We thank you so much. And we're going to turn now to the Facebook command center, co-sponsors of course of tonight's debate. And Bianna Golodryga is there. Now that both debates have concluded, what are you seeing from the audience participating on Facebook?
GOLODRYGA: Well, a lot of people weighing in right now. I want to start with your question on what people's responses were to the surprises in the Republican debate. The one thing people were saying is that Romney, they were surprised at how beaten up he was a lot throughout the debate.
Another person said, "I was surprised at how much mudslinging there was going on, stemming from this Romney." And another person said, "I'm surprised at how out of touch these politicians are. They have no understanding of poverty."
Lastly, a person said, "I'm surprised there was no more talk about the environment."

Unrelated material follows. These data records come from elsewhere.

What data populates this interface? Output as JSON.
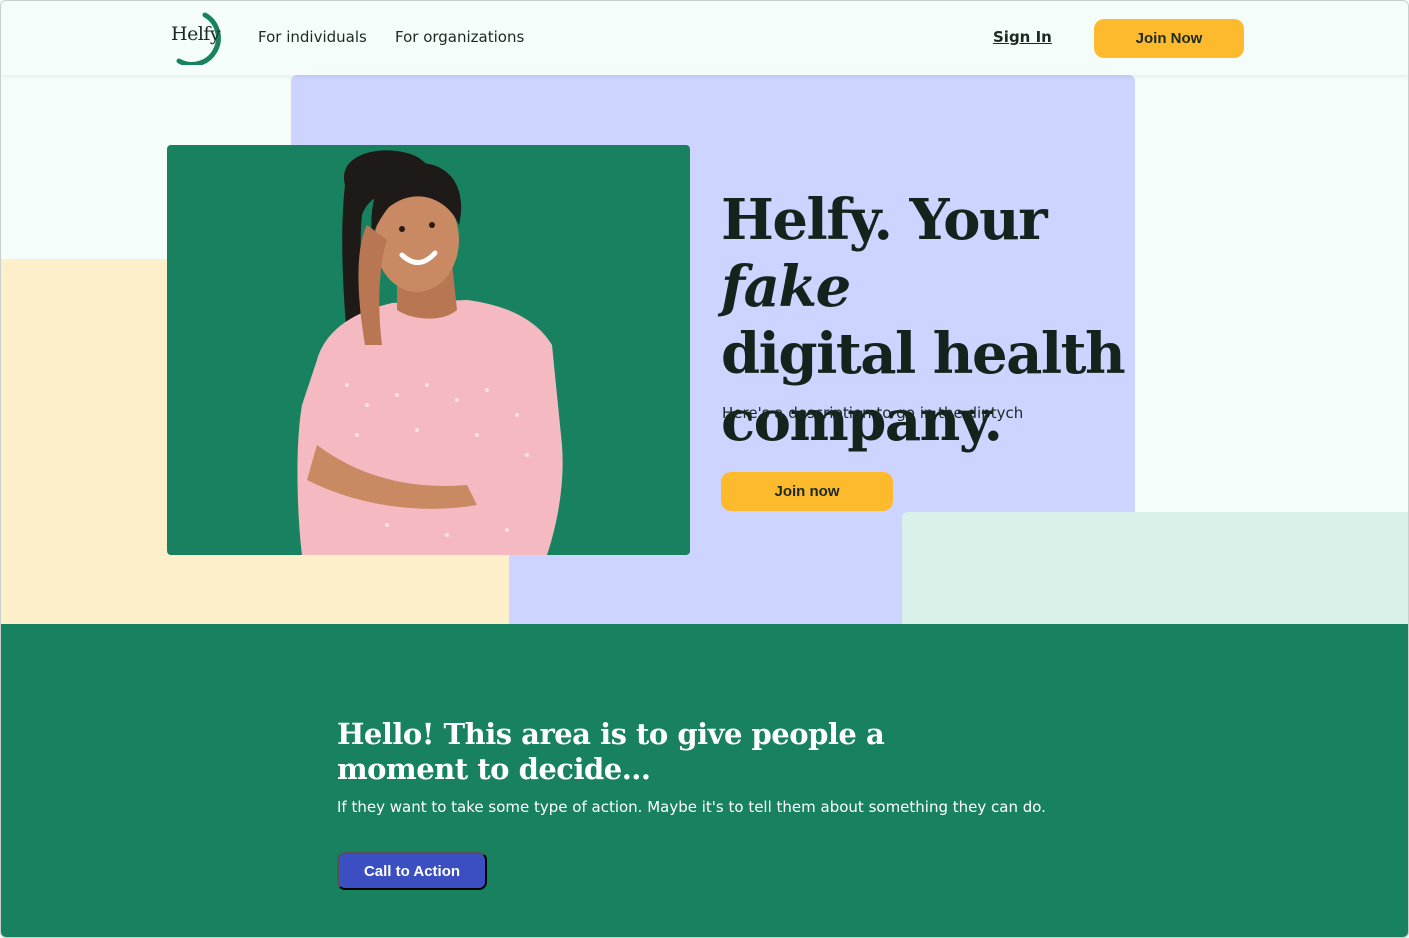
{
  "header": {
    "logo_text": "Helfy",
    "nav": [
      "For individuals",
      "For organizations"
    ],
    "sign_in": "Sign In",
    "join_now": "Join Now"
  },
  "hero": {
    "title_part1": "Helfy. Your ",
    "title_em": "fake",
    "title_part2": "digital health company.",
    "description": "Here's a description to go in the diptych",
    "cta": "Join now"
  },
  "band": {
    "title": "Hello! This area is to give people a moment to decide...",
    "text": "If they want to take some type of action. Maybe it's to tell them about something they can do.",
    "cta": "Call to Action"
  },
  "colors": {
    "accent_yellow": "#fdba2d",
    "brand_green": "#188260",
    "lavender": "#ccd4ff",
    "peach": "#feefcb",
    "mint": "#d9f1e8",
    "cta_blue": "#3b4fc2"
  }
}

Now let's go to what surprised us.
We're going to start with the Democrats' response, on to the charge now, what issue do you wish the Democratic candidates spent more time on. This surprised us because still, just like the Republicans, the economy was a key issue here -- 44 percent said the Democrats didn't spend enough time talking about the economy. Health care followed that, by 13 percent.
Moving on, could a Democratic president keep America safe? Sixty-six percent of you said yes; 27 percent, no.

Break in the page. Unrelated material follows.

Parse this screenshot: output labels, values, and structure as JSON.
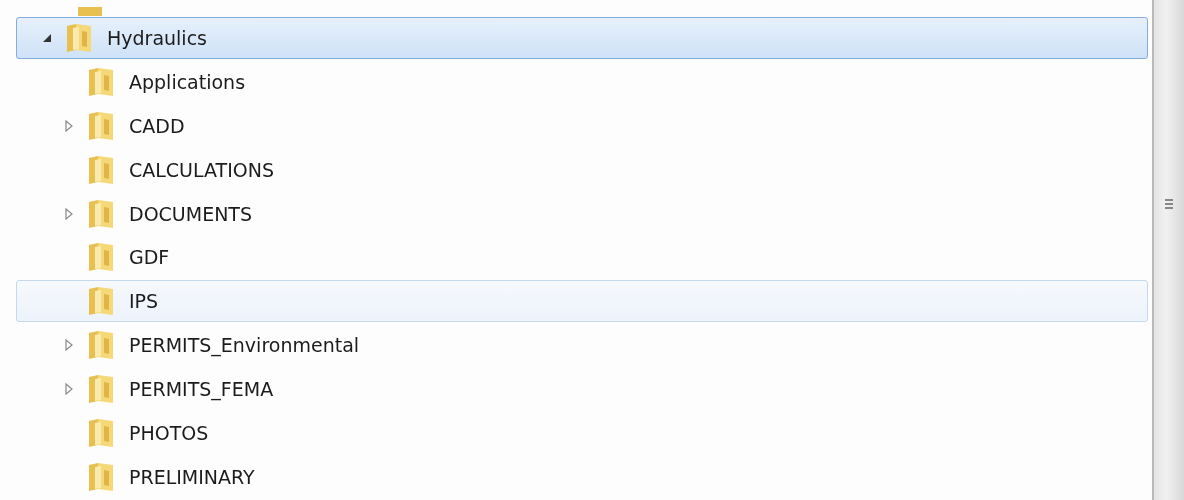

And lastly, is tonight's debate giving you a better sense of who you'd vote for? Eighty percent said yes; 20 percent said no.
Diane, this is just beginning. And of course people can weigh in on Facebook until the elections in November.
SAWYER: So both Republican and Democrat sides said that the economy was what they wanted to hear.
GOLODRYGA: The economy. Surprising, yes.
SAWYER: All right. Thanks, Bianna.
We'll take a break. Closing thoughts when we come back.
SAWYER: Want to turn now to George Stephanopoulos for a closing thought.
STEPHANOPOULOS: My big question coming in is did the debates make any difference tonight?
I think on the Republican side, I didn't see anything that stopped John McCain's momentum. In fact, I think Mitt Romney probably was hurt tonight.
But I also think in the crossover that John McCain probably helped Barack Obama...
STEPHANOPOULOS: ... because he spoke to Republicans tonight, not to independents in New Hampshire, and that's a very important voting bloc.
On the Democratic side, it's a clear battle, change vs. experience, Edwards and Obama for change, Hillary Clinton for experience.
SAWYER: Yes, some 44 percent of the voters are independents. They can vote either way there...
STEPHANOPOULOS: That's right.
SAWYER: ... Democrat or Republican.
Thanks to you, George Stephanopoulos.
STEPHANOPOULOS: Thank you.
SAWYER: And thanks to all of you.
We want to remind you we'll have more on "Good Morning America Weekend." George will have more tomorrow from New Hampshire, and also "ABC News Now" will have the debate again in cased you missed it, and don't forget ABCNews.com.
Thank you for being with us. Thank you for voting. And we'll see you tomorrow.